How frustrating it is to struggle with a conversation because we see things through our different lenses!
We make assumptions based on so many things, but for this blog I’ll focus on a person’s age. Age discrimination is still pervasive when it comes to hiring older workers. And for different reasons, many young workers also lose out on opportunities based on age-related assumptions.
Stereotypes remain infuriatingly durable that peg older workers as low-productivity employees who are stuck in their ways and younger workers with lack of work ethic. “One thing that always strikes me is social attitudes,” says David Neumark, economist and director of the Center for Economics & Public Policy at the University of California, Irvine. “People who would never make a racist or sexist joke will make an ageist joke without thinking about it. The social acceptability of that is remarkable.”
Experts in generational workforce issues help us understand how the experiences over time that shape our thinking result in assumptions and generalizations that become barriers in communication and productivity. Strauss and Howe, Claire Raines, and Hayden Shaw help us understand how to talk with each other respecting and leveraging our differences and commonalities.

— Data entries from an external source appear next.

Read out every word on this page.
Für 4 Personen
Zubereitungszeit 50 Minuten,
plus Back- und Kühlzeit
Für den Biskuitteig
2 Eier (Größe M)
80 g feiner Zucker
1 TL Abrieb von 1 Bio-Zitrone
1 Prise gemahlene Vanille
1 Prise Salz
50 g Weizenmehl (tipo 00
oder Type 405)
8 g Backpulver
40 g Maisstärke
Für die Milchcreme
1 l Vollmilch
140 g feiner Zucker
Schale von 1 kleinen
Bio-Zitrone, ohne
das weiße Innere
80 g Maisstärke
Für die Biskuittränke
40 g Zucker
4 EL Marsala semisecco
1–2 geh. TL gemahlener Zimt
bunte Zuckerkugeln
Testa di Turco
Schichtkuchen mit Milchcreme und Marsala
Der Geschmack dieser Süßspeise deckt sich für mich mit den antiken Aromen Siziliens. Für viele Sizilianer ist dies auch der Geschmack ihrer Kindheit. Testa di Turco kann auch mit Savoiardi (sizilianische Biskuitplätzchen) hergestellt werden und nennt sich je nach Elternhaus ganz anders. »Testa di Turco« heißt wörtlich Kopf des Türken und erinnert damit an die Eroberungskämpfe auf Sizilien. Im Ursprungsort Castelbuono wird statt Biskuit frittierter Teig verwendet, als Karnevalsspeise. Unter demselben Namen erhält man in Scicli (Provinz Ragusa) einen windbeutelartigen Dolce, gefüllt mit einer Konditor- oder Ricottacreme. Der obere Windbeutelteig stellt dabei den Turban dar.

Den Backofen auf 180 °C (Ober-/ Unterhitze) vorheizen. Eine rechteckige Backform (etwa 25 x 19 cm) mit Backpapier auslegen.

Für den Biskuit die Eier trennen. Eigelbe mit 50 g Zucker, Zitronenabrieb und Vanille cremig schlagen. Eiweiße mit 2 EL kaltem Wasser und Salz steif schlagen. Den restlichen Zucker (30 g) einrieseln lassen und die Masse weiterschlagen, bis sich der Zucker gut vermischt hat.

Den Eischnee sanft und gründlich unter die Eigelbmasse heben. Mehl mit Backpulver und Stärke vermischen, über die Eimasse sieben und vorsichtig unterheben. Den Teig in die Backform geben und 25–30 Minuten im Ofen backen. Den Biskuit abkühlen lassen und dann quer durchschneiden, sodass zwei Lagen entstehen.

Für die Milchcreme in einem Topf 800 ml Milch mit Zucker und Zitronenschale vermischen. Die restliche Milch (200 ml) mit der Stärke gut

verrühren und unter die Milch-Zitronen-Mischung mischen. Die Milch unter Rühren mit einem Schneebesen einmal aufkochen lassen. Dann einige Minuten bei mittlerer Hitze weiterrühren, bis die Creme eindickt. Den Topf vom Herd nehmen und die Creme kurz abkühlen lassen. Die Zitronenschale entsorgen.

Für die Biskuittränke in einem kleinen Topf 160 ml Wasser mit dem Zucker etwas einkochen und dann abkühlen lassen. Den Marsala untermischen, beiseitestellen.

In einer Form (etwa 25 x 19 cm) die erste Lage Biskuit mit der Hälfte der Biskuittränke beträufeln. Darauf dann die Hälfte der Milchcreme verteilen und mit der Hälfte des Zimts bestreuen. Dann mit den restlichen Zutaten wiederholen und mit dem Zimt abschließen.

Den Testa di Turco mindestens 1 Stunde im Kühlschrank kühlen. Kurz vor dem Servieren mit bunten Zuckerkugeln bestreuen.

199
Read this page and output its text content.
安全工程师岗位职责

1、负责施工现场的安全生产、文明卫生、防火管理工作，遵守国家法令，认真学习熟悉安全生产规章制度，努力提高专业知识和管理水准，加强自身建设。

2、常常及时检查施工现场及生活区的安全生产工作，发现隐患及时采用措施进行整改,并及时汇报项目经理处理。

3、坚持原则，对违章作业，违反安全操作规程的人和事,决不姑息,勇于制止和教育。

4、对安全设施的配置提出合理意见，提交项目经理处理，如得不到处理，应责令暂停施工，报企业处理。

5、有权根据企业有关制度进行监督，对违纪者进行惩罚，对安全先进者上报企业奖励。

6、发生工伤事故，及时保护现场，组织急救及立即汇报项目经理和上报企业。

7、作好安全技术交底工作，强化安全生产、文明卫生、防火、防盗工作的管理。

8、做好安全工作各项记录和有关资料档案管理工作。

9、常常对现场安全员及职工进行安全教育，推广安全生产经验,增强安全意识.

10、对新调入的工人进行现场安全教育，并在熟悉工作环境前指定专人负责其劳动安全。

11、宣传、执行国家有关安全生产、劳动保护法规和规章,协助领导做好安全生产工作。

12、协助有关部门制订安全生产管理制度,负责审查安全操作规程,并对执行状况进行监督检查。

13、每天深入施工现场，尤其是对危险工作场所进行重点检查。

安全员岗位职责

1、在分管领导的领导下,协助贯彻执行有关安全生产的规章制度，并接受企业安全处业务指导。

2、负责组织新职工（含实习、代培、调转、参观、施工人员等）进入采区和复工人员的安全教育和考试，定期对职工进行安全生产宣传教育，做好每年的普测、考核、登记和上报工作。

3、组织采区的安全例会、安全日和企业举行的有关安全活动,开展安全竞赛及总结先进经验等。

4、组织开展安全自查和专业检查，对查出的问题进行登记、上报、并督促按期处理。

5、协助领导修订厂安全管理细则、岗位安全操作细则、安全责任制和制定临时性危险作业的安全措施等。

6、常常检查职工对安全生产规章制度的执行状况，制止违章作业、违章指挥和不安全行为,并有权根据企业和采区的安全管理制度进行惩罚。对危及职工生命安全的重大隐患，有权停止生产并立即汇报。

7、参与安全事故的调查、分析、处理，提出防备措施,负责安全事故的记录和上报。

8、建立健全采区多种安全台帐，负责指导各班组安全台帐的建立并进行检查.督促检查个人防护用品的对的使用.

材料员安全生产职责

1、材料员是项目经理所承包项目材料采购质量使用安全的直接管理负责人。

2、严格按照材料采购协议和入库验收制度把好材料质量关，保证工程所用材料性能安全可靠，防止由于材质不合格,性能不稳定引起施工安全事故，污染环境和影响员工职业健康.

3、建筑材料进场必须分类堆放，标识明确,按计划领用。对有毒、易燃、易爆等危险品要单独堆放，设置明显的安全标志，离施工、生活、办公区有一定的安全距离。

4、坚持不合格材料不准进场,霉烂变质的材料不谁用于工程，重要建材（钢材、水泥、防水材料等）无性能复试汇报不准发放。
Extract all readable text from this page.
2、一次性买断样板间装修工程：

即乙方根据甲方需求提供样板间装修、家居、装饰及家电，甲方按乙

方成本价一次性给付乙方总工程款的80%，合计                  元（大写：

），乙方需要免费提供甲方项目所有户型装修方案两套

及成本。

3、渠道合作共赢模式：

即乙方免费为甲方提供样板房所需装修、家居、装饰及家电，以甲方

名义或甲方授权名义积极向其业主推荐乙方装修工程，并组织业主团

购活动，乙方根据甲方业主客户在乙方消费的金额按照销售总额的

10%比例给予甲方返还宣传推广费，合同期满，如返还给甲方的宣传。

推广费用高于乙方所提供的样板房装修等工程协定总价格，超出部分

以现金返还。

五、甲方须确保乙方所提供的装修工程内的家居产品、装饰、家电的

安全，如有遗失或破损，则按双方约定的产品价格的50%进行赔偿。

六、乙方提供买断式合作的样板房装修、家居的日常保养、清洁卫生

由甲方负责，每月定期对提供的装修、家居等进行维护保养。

On a recent volunteer project, I got an email from a fellow volunteer saying he was not returning to our project because the leader ‘didn’t like me.’ I talked with him and heard how the leader (2 cohorts younger) had spoken harshly to him on several occasions. Upon exploring the situation with him and the leaders, she determined he was not up to the task because he was over 60 and wore hearing aids. I learned that he just didn’t know what was expected – assumptions and lack of clear instructions was at the root of the problem. A classic supervisory error. We lost a valuable volunteer and a dent to the organization’s reputation in the community.
Have you seen and heard a similar situation in your job? Do you see people ‘check out’ in frustration?
Dedicate some time to exploring your boss and colleagues frames of reference. Using the above resources, map out where there are similarities and common ground. Use these as a starting point for career conversations. You may be pleasantly surprised how willing we are to talk when approached out of curiosity rather than assumptions.